It was five years ago, Andrey Protasov recalls, that he and his wife, Elena, decided to begin doing a very un-Russian sort of thing: recycling their garbage.
“We started thinking, why should we waste?” said Mr. Protasov. “We can save forests and other natural resources. It’s a message that goes to your soul.”
The two accountants began with paper, which they stashed on the balcony of their Soviet-era high-rise apartment in a middle-class suburb of Moscow. But they quickly ran into problems.
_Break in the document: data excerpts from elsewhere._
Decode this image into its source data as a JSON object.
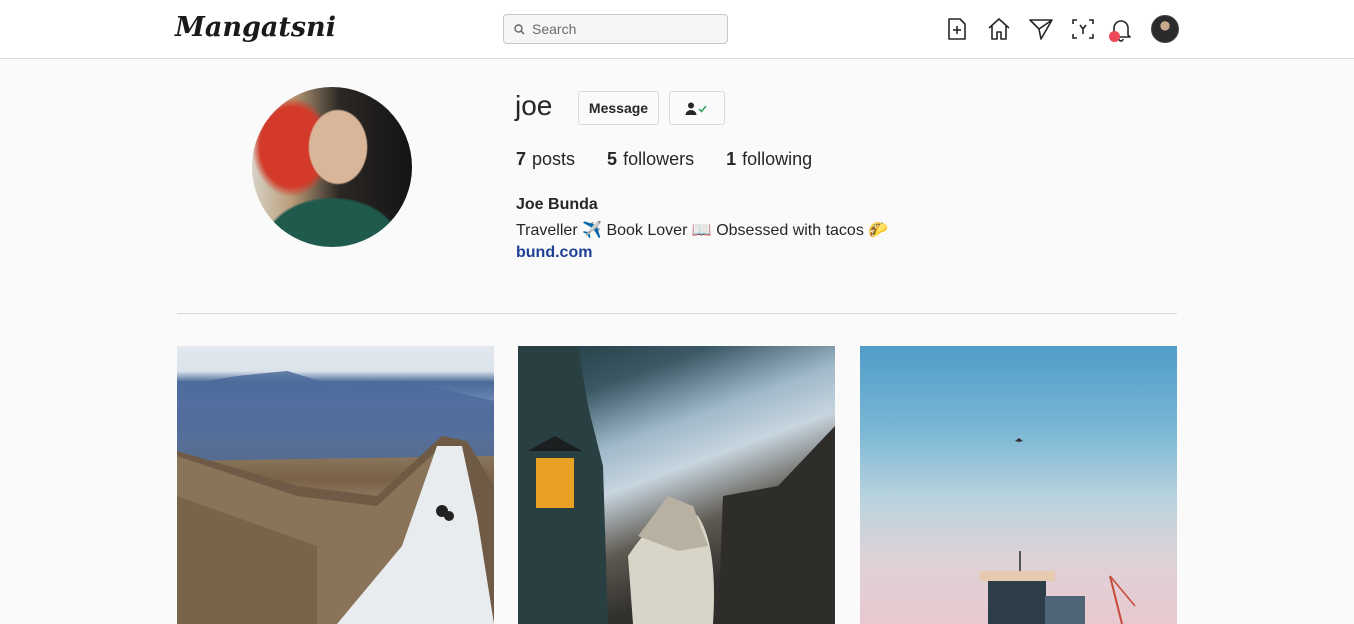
{
  "app": {
    "logo": "Mangatsni"
  },
  "search": {
    "placeholder": "Search"
  },
  "nav": {
    "icons": [
      "add-post-icon",
      "home-icon",
      "send-icon",
      "explore-icon",
      "bell-icon"
    ],
    "notification_dot_color": "#ed4956"
  },
  "profile": {
    "username": "joe",
    "message_label": "Message",
    "stats": {
      "posts_count": "7",
      "posts_label": "posts",
      "followers_count": "5",
      "followers_label": "followers",
      "following_count": "1",
      "following_label": "following"
    },
    "full_name": "Joe Bunda",
    "bio": "Traveller ✈️ Book Lover 📖 Obsessed with tacos 🌮",
    "website": "bund.com"
  },
  "colors": {
    "link": "#1d3f94",
    "border": "#dbdbdb",
    "background": "#fafafa"
  }
}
Not surprisingly, since the city of Moscow has no recycling program (despite an impending garbage crisis), they had trouble finding a recycling center that would take their paper.
Internet searches were fruitless, and the commercial collection companies they found in the phone book were unwilling to accept small amounts of paper.
Four years went by, and the paper piled up waist-deep on the balcony, which led to a new problem — grandfather would wait until they left home and then throw the paper in the trash surreptitiously. “He was always trying to get rid of all the garbage from our balcony,” Mr. Protasov said, grinning. “He thought we were quite crazy guys.”
Surprising though it may be, the Protasovs, who eventually took a car-full of old paper to a private company an hour’s drive away and sold it for virtually nothing, are not alone.
In Russia, where most household trash goes straight to landfills, a small but growing cadre of people not only want to recycle, but are willing to go to great lengths to do so. They entertain modest dreams that they will someday inspire the government to institute wide-ranging regulations for garbage separation.